Greg Abbott’s war chest is mostly fed by oil companies. If you buy fuel for a car, you help Greg Abbott and other republicans. And if you buy from Chevron, you give the greatest support to republicans (Chevron is an ALEC member).

[–] [email protected] 3 points 9 months ago* (last edited 9 months ago)

You might let her know that she can borrow DVDs from the public library at no cost. Another little-known gratis option is freesat and terrestrial broadcast. I recently started using MythTV as a PVR to record broadcast TV and was pleasantly surprised to find no commercial interruptions (but if there are commercials in her region, MythTV can cut them out).

[–] [email protected] 3 points 9 months ago* (last edited 9 months ago) (1 children)

I didn’t see the OP’s pic but these groups generally work against enshitification of the world:

Notice that none of those communities are on Cloudflared instances (thus also avoid propagating the enshitified portion of the fedi).
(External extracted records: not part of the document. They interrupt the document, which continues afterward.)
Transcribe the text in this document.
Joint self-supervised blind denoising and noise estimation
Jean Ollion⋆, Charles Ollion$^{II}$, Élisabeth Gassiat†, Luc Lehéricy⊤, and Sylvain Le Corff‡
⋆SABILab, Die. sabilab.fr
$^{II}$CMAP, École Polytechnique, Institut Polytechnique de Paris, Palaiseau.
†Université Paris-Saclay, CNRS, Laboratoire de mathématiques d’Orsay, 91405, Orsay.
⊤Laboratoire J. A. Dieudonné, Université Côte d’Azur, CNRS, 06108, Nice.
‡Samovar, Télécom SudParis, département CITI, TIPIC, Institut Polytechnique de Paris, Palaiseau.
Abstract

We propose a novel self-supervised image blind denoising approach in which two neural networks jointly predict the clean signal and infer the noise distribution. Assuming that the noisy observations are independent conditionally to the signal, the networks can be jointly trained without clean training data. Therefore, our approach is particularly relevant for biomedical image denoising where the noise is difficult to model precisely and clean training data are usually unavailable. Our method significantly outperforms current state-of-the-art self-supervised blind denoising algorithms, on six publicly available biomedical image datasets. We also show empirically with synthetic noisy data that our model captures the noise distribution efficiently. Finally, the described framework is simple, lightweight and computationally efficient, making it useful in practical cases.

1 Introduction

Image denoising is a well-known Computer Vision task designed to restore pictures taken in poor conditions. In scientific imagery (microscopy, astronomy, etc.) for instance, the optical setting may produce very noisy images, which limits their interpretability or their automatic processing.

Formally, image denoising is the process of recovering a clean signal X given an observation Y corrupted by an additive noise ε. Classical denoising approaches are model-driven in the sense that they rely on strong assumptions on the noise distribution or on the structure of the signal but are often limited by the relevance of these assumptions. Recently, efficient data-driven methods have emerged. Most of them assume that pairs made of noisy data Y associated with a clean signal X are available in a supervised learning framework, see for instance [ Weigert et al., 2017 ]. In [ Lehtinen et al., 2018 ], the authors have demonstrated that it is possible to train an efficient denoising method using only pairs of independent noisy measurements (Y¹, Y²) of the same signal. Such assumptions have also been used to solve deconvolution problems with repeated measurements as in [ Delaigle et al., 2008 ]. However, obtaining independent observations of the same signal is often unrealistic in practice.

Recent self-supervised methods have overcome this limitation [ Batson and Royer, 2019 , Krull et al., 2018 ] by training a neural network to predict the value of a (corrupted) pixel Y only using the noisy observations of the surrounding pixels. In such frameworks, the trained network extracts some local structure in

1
[–] [email protected] 0 points 9 months ago* (last edited 9 months ago)

Ending capitalism is not the /only/ way. Within a capitalistic system, you can boycott shit. Most consumers are pushovers but it doesn’t have to be that way. I’m boycotting hundreds of shitty companies. Off the top of my head:

  • Amazon
  • Cloudflare
  • Microsoft
  • Facebook
  • Google
  • Apple
  • (surveillance advertisers in general)
  • (all closed-source s/w)
  • HP
  • Proctor & Gamble
  • Unilever
  • all ALEC members (American Express, Anheuser Busch, Boeing, CenturyLink, Charter Communications, Chevron, FedEx, Motorola, PNC bank, Sony, TimeWarner)
  • many shitty banks
  • Paypal
  • AT&T
  • GMA members (Coke, Pepsi, Kraft - Heinz, Kellogg’s, General Mills, McCormick, Hormel, Smucker)
  • BetterThanCashAlliance.org members (visa, mastercard, unilever) -- war on cash
  • Bayar-Monsanto
  • Dupont
  • Hershey
  • Nestlé
  • Exxon/Mobil
  • Comcast
  • Koch
  • Home Depot
  • Lowes
  • …etc

Those are all shitty companies that significantly worsen the world. Giving money or data to any of them contributes to enshitification of the world.

Of course it’s an option to stop supporting assholes. Become ethical. Be the change you want to see.

[–] [email protected] 0 points 1 year ago (1 children)

That would make sense, but then why did they follow that with “Workers need to demand living wages at the same time as ban comes into effect”?